Back in the day, Google would launch new Android versions already built with mostly everything that was to be included. With the Beta Program, we start with a barebones build, then as we get deeper into the year, the new versions become more robust with all of the features Google announces along the way. To be clear, the point of this post is not to talk trash on Android, the Beta Program, or anything like that. What I’m saying is, by the time that Android Q is ready for major rollout later this year, Android enthusiasts such as myself will have been running it since March and it will feel like old news.
I’m simply a reminiscer who misses the rush and excitement of Google revealing, then launching new Android versions.
Maybe It’s Just Android Q
I’m looking over our “What’s New” posts for Android Q, and man, maybe it’s just Android Q in general that’s boring. It’s possible. The first major list of new features Google released includes support for foldable displays (🙄), enhanced Privacy controls, and native monochrome camera support. Okay, that’s a start, but not too exciting. Other user-facing changes included subtle enhancements for notifications, ambient displays, and more.
As we got deeper into releases, Beta 3 to be exact, that’s when the Dark Mode stuff was really beginning to take shape. Now, don’t get me wrong, Dark Mode is cool, but due to the decoupling of Google’s app suite from the Android system, its rollout via apps has also been slow and confusing. As someone who has used many different Android phones, I know that 3rd-party themes have been available on other OEM devices for years, so a dark mode isn’t exactly exciting now in 2019, even if its native.

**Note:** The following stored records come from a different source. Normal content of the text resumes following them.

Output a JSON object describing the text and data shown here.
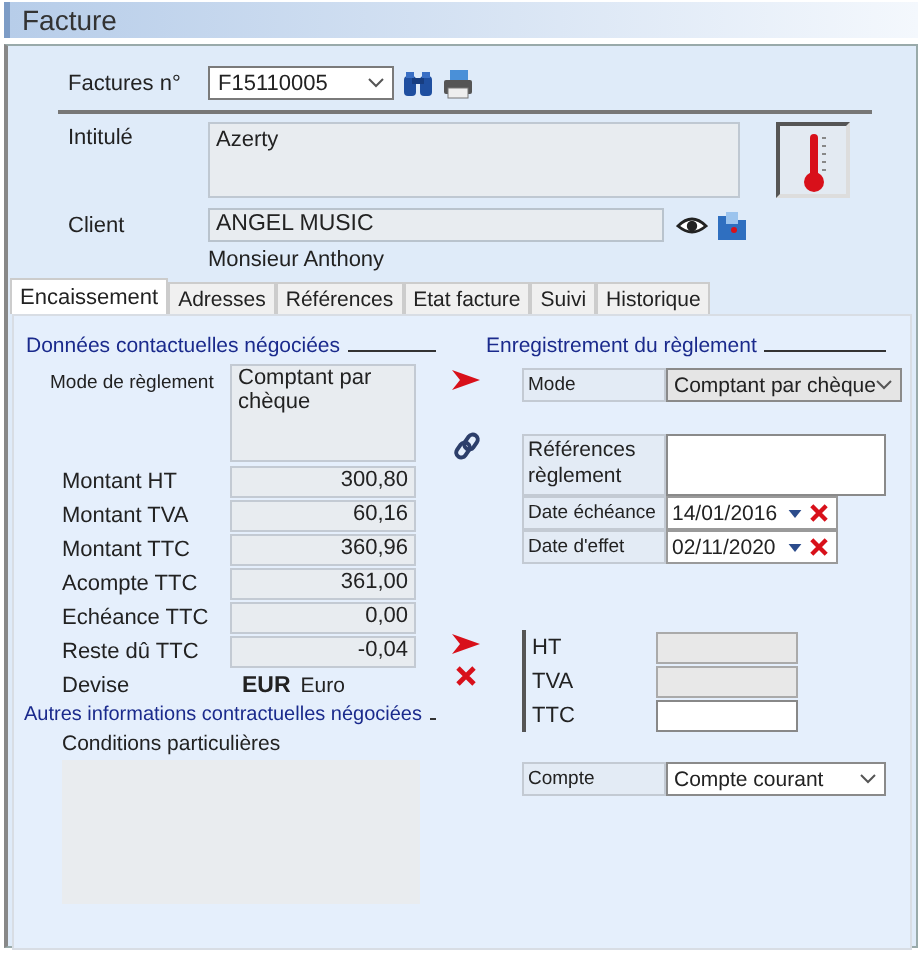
{
  "window": {
    "title": "Facture"
  },
  "header": {
    "invoice_label": "Factures n°",
    "invoice_number": "F15110005",
    "title_label": "Intitulé",
    "title_value": "Azerty",
    "client_label": "Client",
    "client_name": "ANGEL MUSIC",
    "contact": "Monsieur Anthony"
  },
  "tabs": [
    {
      "label": "Encaissement",
      "selected": true
    },
    {
      "label": "Adresses",
      "selected": false
    },
    {
      "label": "Références",
      "selected": false
    },
    {
      "label": "Etat facture",
      "selected": false
    },
    {
      "label": "Suivi",
      "selected": false
    },
    {
      "label": "Historique",
      "selected": false
    }
  ],
  "negotiated": {
    "heading": "Données contactuelles négociées",
    "mode_label": "Mode de règlement",
    "mode_value": "Comptant par chèque",
    "amounts": [
      {
        "label": "Montant HT",
        "value": "300,80"
      },
      {
        "label": "Montant TVA",
        "value": "60,16"
      },
      {
        "label": "Montant TTC",
        "value": "360,96"
      },
      {
        "label": "Acompte TTC",
        "value": "361,00"
      },
      {
        "label": "Echéance TTC",
        "value": "0,00"
      },
      {
        "label": "Reste dû TTC",
        "value": "-0,04"
      }
    ],
    "currency_label": "Devise",
    "currency_code": "EUR",
    "currency_name": "Euro"
  },
  "other": {
    "heading": "Autres informations contractuelles négociées",
    "conditions_label": "Conditions particulières"
  },
  "payment": {
    "heading": "Enregistrement du règlement",
    "mode_label": "Mode",
    "mode_value": "Comptant par chèque",
    "references_label": "Références règlement",
    "due_date_label": "Date échéance",
    "due_date": "14/01/2016",
    "effect_date_label": "Date d'effet",
    "effect_date": "02/11/2020",
    "split": [
      {
        "label": "HT",
        "disabled": true
      },
      {
        "label": "TVA",
        "disabled": true
      },
      {
        "label": "TTC",
        "disabled": false
      }
    ],
    "account_label": "Compte",
    "account_value": "Compte courant"
  }
}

In the latest changelog for Android Q, that being for Beta 4, things are dying down again. In the latest build we get movement of the lock icon on the lockscreen, new accent colors, and more hints for Google’s new and improved facial unlocking software. This is all groovy, but if the major highlights of Android Q are face unlock and a true dark mode with customizable accent colors, all of which have been around from other OEMs in their own custom skins for quite some time (OnePlus has been allowing for deep UI color customization for years), I’m feeling bummed.
Google Playing Catch Up
I could easily write a separate piece about how some Android OEMs have been ahead of Google’s own Android team in terms of rolling out new features for some time, but I’ll save that for a later time.
I discussed this feeling of boredom over Android Q with Kellen and he mentioned that these new feature announcements aren’t as exciting as they used to be because Android has matured so much and there may not be any “cool” things left to implement. Basically, Google is simply building in things that other OEMs have been doing for years and are saving the good stuff for its Pixel lineup of phones. I’m fine with Google doing that and I’m also fine with its development team building in the popular features that other OEMs have been offering, but that’s exactly where this feeling of being underwhelmed stems from and that’s the frustrating part.

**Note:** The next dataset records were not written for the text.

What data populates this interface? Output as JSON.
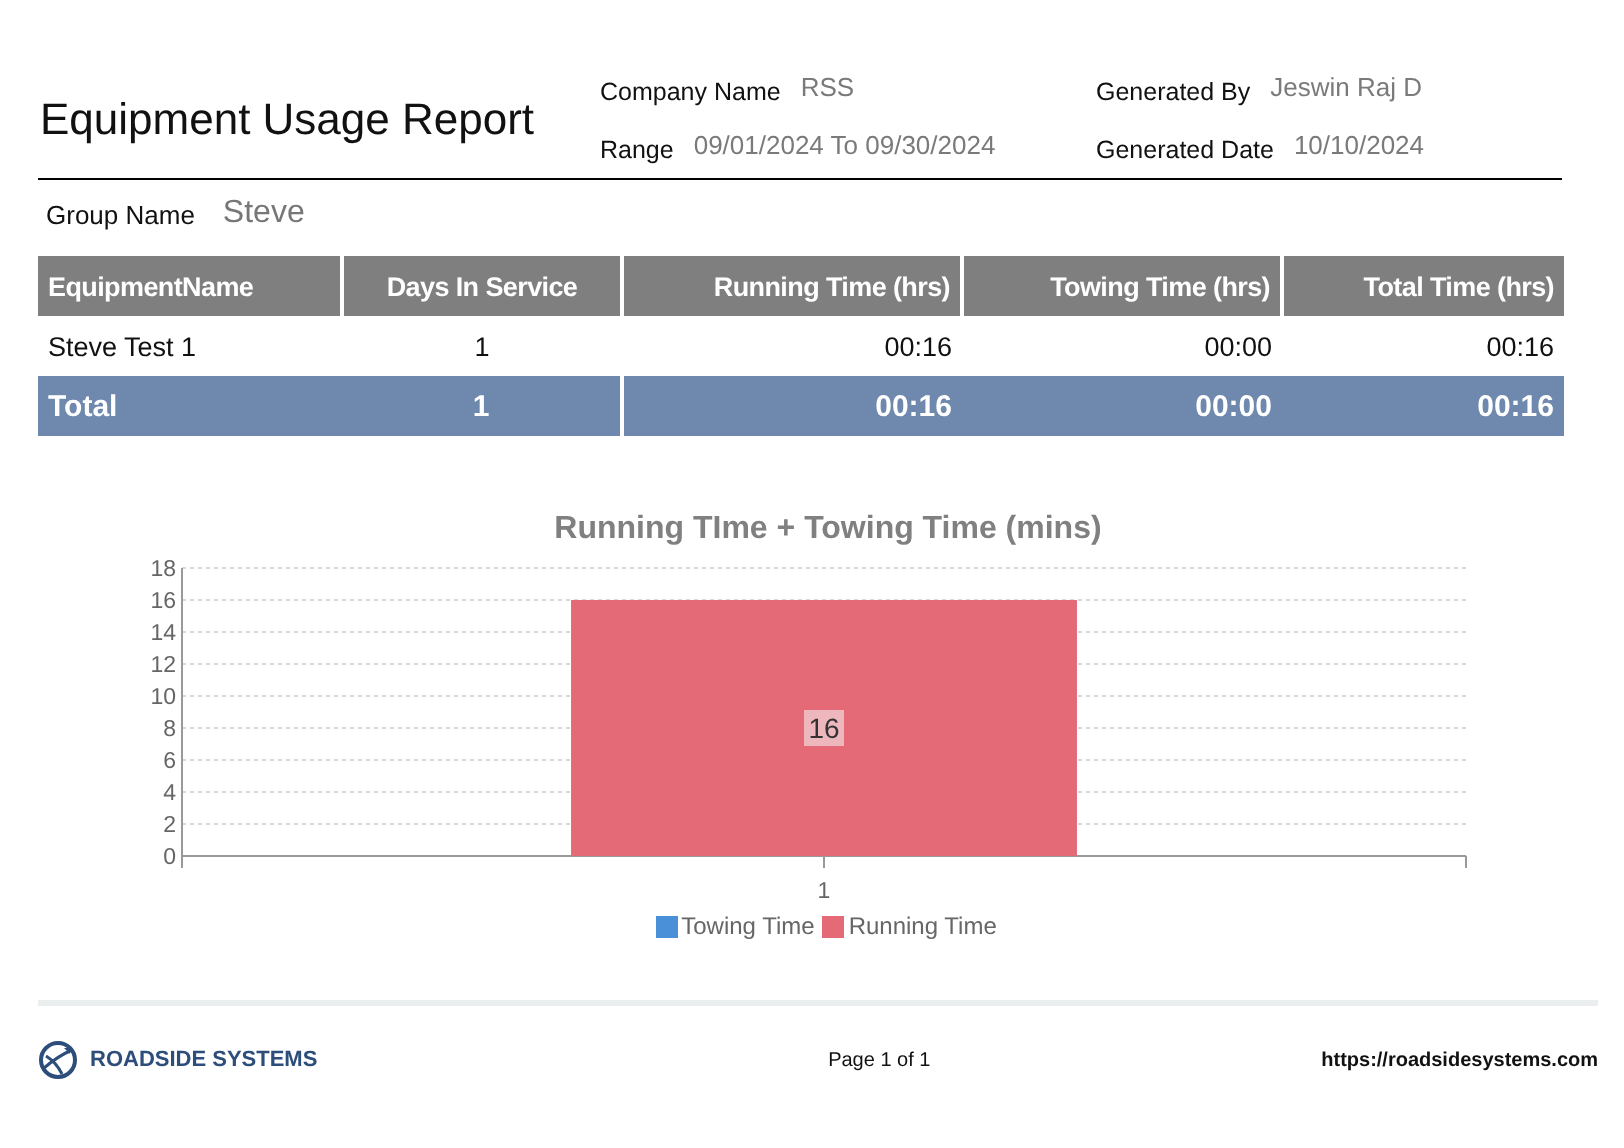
{
  "report": {
    "title": "Equipment Usage Report",
    "meta": [
      {
        "label": "Company Name",
        "value": "RSS"
      },
      {
        "label": "Generated By",
        "value": "Jeswin Raj D"
      },
      {
        "label": "Range",
        "value": "09/01/2024 To 09/30/2024"
      },
      {
        "label": "Generated Date",
        "value": "10/10/2024"
      }
    ],
    "group": {
      "label": "Group Name",
      "value": "Steve"
    }
  },
  "table": {
    "columns": [
      {
        "label": "EquipmentName"
      },
      {
        "label": "Days In Service"
      },
      {
        "label": "Running Time (hrs)"
      },
      {
        "label": "Towing Time (hrs)"
      },
      {
        "label": "Total Time (hrs)"
      }
    ],
    "rows": [
      [
        "Steve Test 1",
        "1",
        "00:16",
        "00:00",
        "00:16"
      ]
    ],
    "total": [
      "Total",
      "1",
      "00:16",
      "00:00",
      "00:16"
    ]
  },
  "chart": {
    "chart_data": {
      "type": "bar",
      "title": "Running TIme + Towing Time (mins)",
      "categories": [
        "1"
      ],
      "stacked": true,
      "grid": true,
      "value_labels": [
        [
          null
        ],
        [
          "16"
        ]
      ],
      "ylim": [
        0,
        18
      ],
      "yticks": [
        0,
        2,
        4,
        6,
        8,
        10,
        12,
        14,
        16,
        18
      ],
      "series": [
        {
          "name": "Towing Time",
          "color": "#4a90d9",
          "values": [
            0
          ]
        },
        {
          "name": "Running Time",
          "color": "#e46a78",
          "values": [
            16
          ]
        }
      ]
    }
  },
  "footer": {
    "brand": "ROADSIDE SYSTEMS",
    "page": "Page 1 of 1",
    "url": "https://roadsidesystems.com"
  }
}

What’s your take? If you’re a Pixel owner or own another device that has been running Android Q, has this release felt boring or underwhelming to you, too?
To reiterate, I’m a fan of the Android Beta Program very much so, it just seems that the excitement surrounding new versions of Android is fading very quickly with these slow rollouts. I can’t even imagine being on a Galaxy phone, knowing you won’t see most of the new Android Q features until the end of this year or maybe even into 2020. That sucks.